# Paint (real, not light-painting!) a 430ex rt iii



## JPAZ (Jan 31, 2017)

Hi all,

Once again I come to forum for some help. Just spent a great weekend with my grandkids. We went to one of those "paint your own" pottery places. While on the floor trying to get a shot of the 15 month old, he reached out his brush and smeared a lovely shade of pink on the flash lens. I did wipe it off the best I could with a damp cloth. Except for a very slight tinge of color in a couple of the "grooves" near the bottom, I got it off. The flash seems to have survived the attack well (and continued to function for the rest of the day), but I'd like to get the last vestiges of color off the lens even though I don't see any effect in my preliminary PP on the images.

Were this a camera lens with a smooth surface, I'd know what to do. My question is what to use? Would lens cleaning fluid harm this plastic? Anyone ever had to deal with this or something like it? 

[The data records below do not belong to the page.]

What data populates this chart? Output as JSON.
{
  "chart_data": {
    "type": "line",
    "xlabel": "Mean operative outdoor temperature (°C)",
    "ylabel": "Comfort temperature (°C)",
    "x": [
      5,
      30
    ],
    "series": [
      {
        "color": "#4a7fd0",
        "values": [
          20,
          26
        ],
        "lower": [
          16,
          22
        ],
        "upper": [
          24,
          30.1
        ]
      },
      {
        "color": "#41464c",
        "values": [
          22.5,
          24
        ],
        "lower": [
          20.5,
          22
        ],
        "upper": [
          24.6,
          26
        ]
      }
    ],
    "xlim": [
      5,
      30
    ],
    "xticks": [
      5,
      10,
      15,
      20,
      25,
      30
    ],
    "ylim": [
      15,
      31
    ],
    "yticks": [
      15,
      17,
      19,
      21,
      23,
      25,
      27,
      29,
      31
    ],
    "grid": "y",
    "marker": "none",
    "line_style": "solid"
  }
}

Ah yes, another adventure! Thanks!!!


----------



## privatebydesign (Jan 31, 2017)

All PYOP paints are water based. Just use some water with an old toothbrush. Use some paper towel to wick the moist excess out of the grooves.


----------



## reef58 (Jan 31, 2017)

A little soap also?


----------



## JPAZ (Feb 1, 2017)

Thanks. I'll give the toothbrush a try. 

JPAZ


----------